My job requires that I drive from Ketchum to Hailey every Thursday morning,
and it’s an exquisite thrill when I can drive all 12 miles without braking. Yes,
I need lots of luck with traffic and lights—but good luck happens. Twice I’ve
made it to my destination at the Courthouse and eased into a diagonal parking
spot without touching the brakes from where I turned onto the highway south of
Ketchum until ignition off in Hailey. I wouldn’t have to brake turning onto the
highway if there was a "yield" sign instead of a "stop" sign there. And it
should be yield. There’s little southbound traffic in the morning; a yield would
still put the onus on me to neither cream nor be creamed. There are stop signs
all over town that should be changed to yield. Add up all the gas saved at the
end of a year and it’ll fill a tanker.
You’ll feel great about saving up gas credits for SUVs.

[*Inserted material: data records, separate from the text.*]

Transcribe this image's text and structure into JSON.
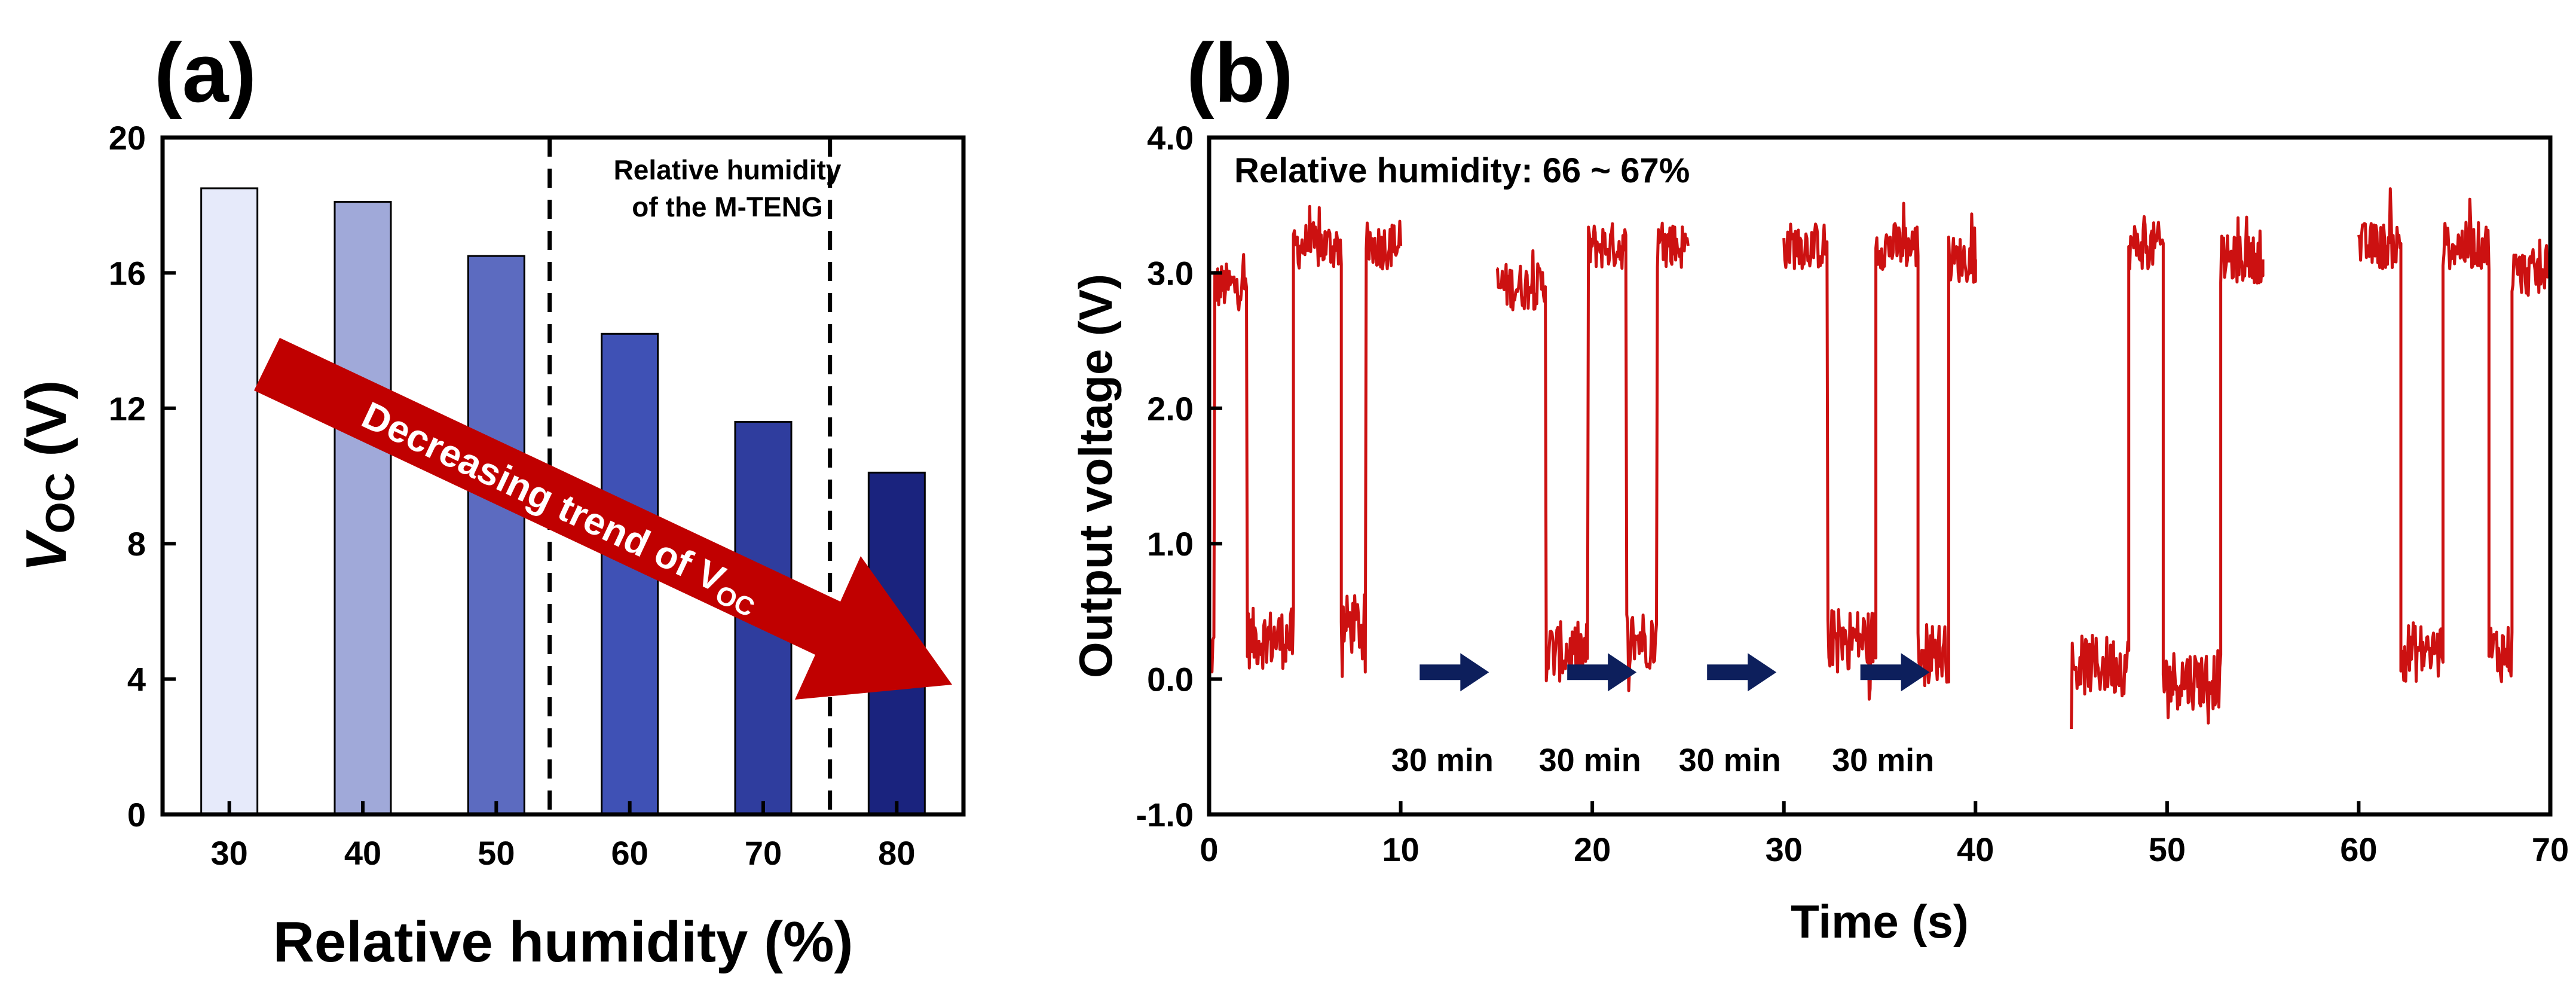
{
  "chart_data": [
    {
      "type": "bar",
      "panel_label": "(a)",
      "categories": [
        "30",
        "40",
        "50",
        "60",
        "70",
        "80"
      ],
      "values": [
        18.5,
        18.1,
        16.5,
        14.2,
        11.6,
        10.1
      ],
      "colors": [
        "#e6eafa",
        "#a0a9d9",
        "#5c6bc0",
        "#3f51b5",
        "#2f3d9e",
        "#1a237e"
      ],
      "ylabel_main": "V",
      "ylabel_sub": "OC",
      "ylabel_unit": " (V)",
      "xlabel": "Relative humidity (%)",
      "ylim": [
        0,
        20
      ],
      "yticks": [
        "0",
        "4",
        "8",
        "12",
        "16",
        "20"
      ],
      "region_annotation": [
        "Relative humidity",
        "of the M-TENG"
      ],
      "region_bounds": [
        54,
        75
      ],
      "trend_arrow_text_main": "Decreasing trend of V",
      "trend_arrow_text_sub": "OC",
      "trend_arrow_color": "#c00000"
    },
    {
      "type": "line",
      "panel_label": "(b)",
      "xlabel": "Time (s)",
      "ylabel": "Output voltage (V)",
      "xlim": [
        0,
        70
      ],
      "ylim": [
        -1.0,
        4.0
      ],
      "xticks": [
        "0",
        "10",
        "20",
        "30",
        "40",
        "50",
        "60",
        "70"
      ],
      "yticks": [
        "-1.0",
        "0.0",
        "1.0",
        "2.0",
        "3.0",
        "4.0"
      ],
      "annotation": "Relative humidity: 66 ~ 67%",
      "line_color": "#cc1111",
      "gap_arrow_color": "#0d1f5c",
      "gap_labels": [
        "30 min",
        "30 min",
        "30 min",
        "30 min"
      ],
      "gap_arrow_centers_s": [
        12.8,
        20.5,
        27.8,
        35.8
      ],
      "series": [
        {
          "name": "segment-1",
          "x_range": [
            0,
            10
          ],
          "levels": [
            {
              "t0": 0.0,
              "t1": 0.3,
              "v": 0.2
            },
            {
              "t0": 0.3,
              "t1": 2.0,
              "v": 2.9
            },
            {
              "t0": 2.0,
              "t1": 4.4,
              "v": 0.3
            },
            {
              "t0": 4.4,
              "t1": 6.9,
              "v": 3.2
            },
            {
              "t0": 6.9,
              "t1": 8.2,
              "v": 0.4
            },
            {
              "t0": 8.2,
              "t1": 10.0,
              "v": 3.2
            }
          ]
        },
        {
          "name": "segment-2",
          "x_range": [
            15,
            25
          ],
          "levels": [
            {
              "t0": 15.0,
              "t1": 17.6,
              "v": 2.9
            },
            {
              "t0": 17.6,
              "t1": 19.8,
              "v": 0.2
            },
            {
              "t0": 19.8,
              "t1": 21.8,
              "v": 3.2
            },
            {
              "t0": 21.8,
              "t1": 23.4,
              "v": 0.3
            },
            {
              "t0": 23.4,
              "t1": 25.0,
              "v": 3.2
            }
          ]
        },
        {
          "name": "segment-3",
          "x_range": [
            30,
            40
          ],
          "levels": [
            {
              "t0": 30.0,
              "t1": 32.3,
              "v": 3.2
            },
            {
              "t0": 32.3,
              "t1": 34.8,
              "v": 0.3
            },
            {
              "t0": 34.8,
              "t1": 37.0,
              "v": 3.2
            },
            {
              "t0": 37.0,
              "t1": 38.6,
              "v": 0.2
            },
            {
              "t0": 38.6,
              "t1": 40.0,
              "v": 3.1
            }
          ]
        },
        {
          "name": "segment-4",
          "x_range": [
            45,
            55
          ],
          "levels": [
            {
              "t0": 45.0,
              "t1": 48.0,
              "v": 0.1
            },
            {
              "t0": 48.0,
              "t1": 49.8,
              "v": 3.2
            },
            {
              "t0": 49.8,
              "t1": 52.8,
              "v": 0.0
            },
            {
              "t0": 52.8,
              "t1": 55.0,
              "v": 3.1
            }
          ]
        },
        {
          "name": "segment-5",
          "x_range": [
            60,
            70
          ],
          "levels": [
            {
              "t0": 60.0,
              "t1": 62.2,
              "v": 3.2
            },
            {
              "t0": 62.2,
              "t1": 64.4,
              "v": 0.2
            },
            {
              "t0": 64.4,
              "t1": 66.8,
              "v": 3.2
            },
            {
              "t0": 66.8,
              "t1": 68.0,
              "v": 0.2
            },
            {
              "t0": 68.0,
              "t1": 70.0,
              "v": 3.0
            }
          ]
        }
      ]
    }
  ]
}
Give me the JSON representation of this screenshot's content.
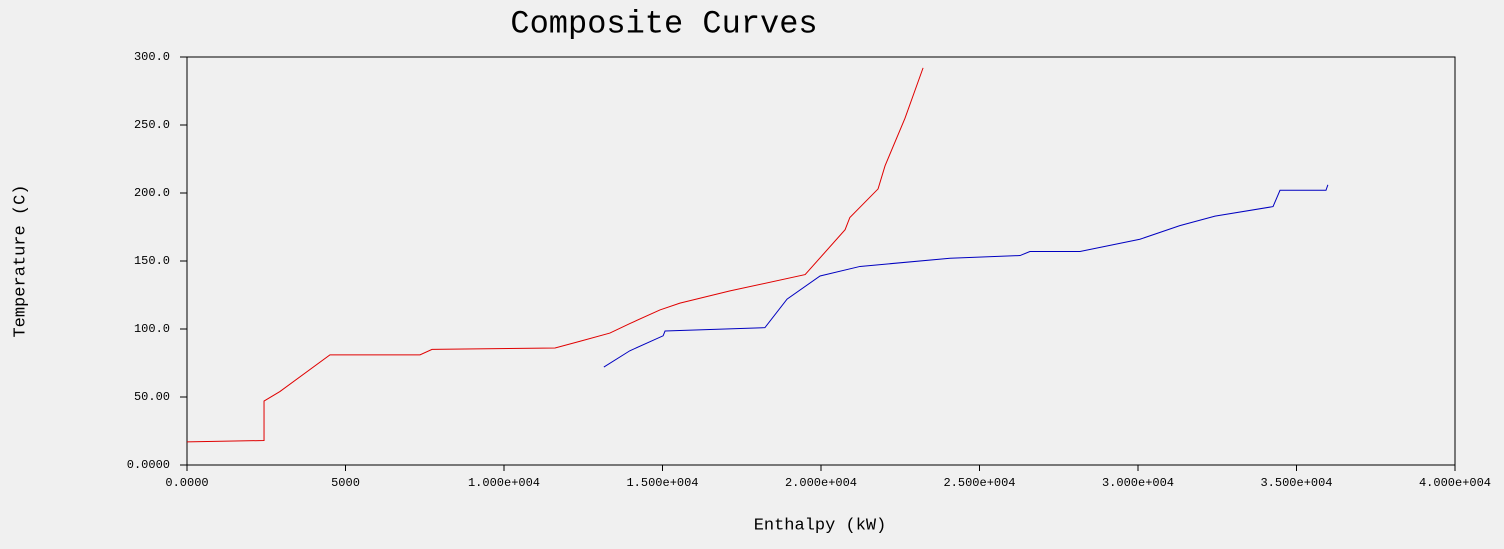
{
  "chart_data": {
    "type": "line",
    "title": "Composite Curves",
    "x_label": "Enthalpy (kW)",
    "y_label": "Temperature (C)",
    "xlim": [
      0,
      40000
    ],
    "ylim": [
      0,
      300
    ],
    "xticks": [
      {
        "value": 0,
        "label": "0.0000"
      },
      5000,
      {
        "value": 10000,
        "label": "1.000e+004"
      },
      {
        "value": 15000,
        "label": "1.500e+004"
      },
      {
        "value": 20000,
        "label": "2.000e+004"
      },
      {
        "value": 25000,
        "label": "2.500e+004"
      },
      {
        "value": 30000,
        "label": "3.000e+004"
      },
      {
        "value": 35000,
        "label": "3.500e+004"
      },
      {
        "value": 40000,
        "label": "4.000e+004"
      }
    ],
    "yticks": [
      {
        "value": 0,
        "label": "0.0000"
      },
      {
        "value": 50,
        "label": "50.00"
      },
      {
        "value": 100,
        "label": "100.0"
      },
      {
        "value": 150,
        "label": "150.0"
      },
      {
        "value": 200,
        "label": "200.0"
      },
      {
        "value": 250,
        "label": "250.0"
      },
      {
        "value": 300,
        "label": "300.0"
      }
    ],
    "series": [
      {
        "color": "#e00000",
        "x": [
          0,
          2430,
          2430,
          2930,
          4510,
          7350,
          7730,
          11610,
          12400,
          13340,
          13970,
          14920,
          15550,
          17130,
          19500,
          20760,
          20910,
          21800,
          22020,
          22650,
          23220
        ],
        "values": [
          17,
          18,
          47,
          54,
          81,
          81,
          85,
          86,
          91,
          97,
          104,
          114,
          119,
          128,
          140,
          173,
          182,
          203,
          220,
          255,
          292
        ]
      },
      {
        "color": "#0000c0",
        "x": [
          13150,
          13970,
          15020,
          15080,
          18230,
          18930,
          19970,
          21230,
          24070,
          26280,
          26590,
          28170,
          30060,
          31320,
          32430,
          34260,
          34480,
          35930,
          35990
        ],
        "values": [
          72,
          84,
          95,
          98.5,
          101,
          122,
          139,
          146,
          152,
          154,
          157,
          157,
          166,
          176,
          183,
          190,
          202,
          202,
          206
        ]
      }
    ]
  }
}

The only downside
I’ve found is that once you become a no-brake driver, when you see a brake light
flash and know that driver is squandering gas, it makes you cringe. It’s painful
to see how many flashers there are: heavy-footed drivers quick-stepping from
pedal to brake. We must learn to think of our gas tanks as toilets. Then we’ll
know that when our brake lights flash, we’re flushing.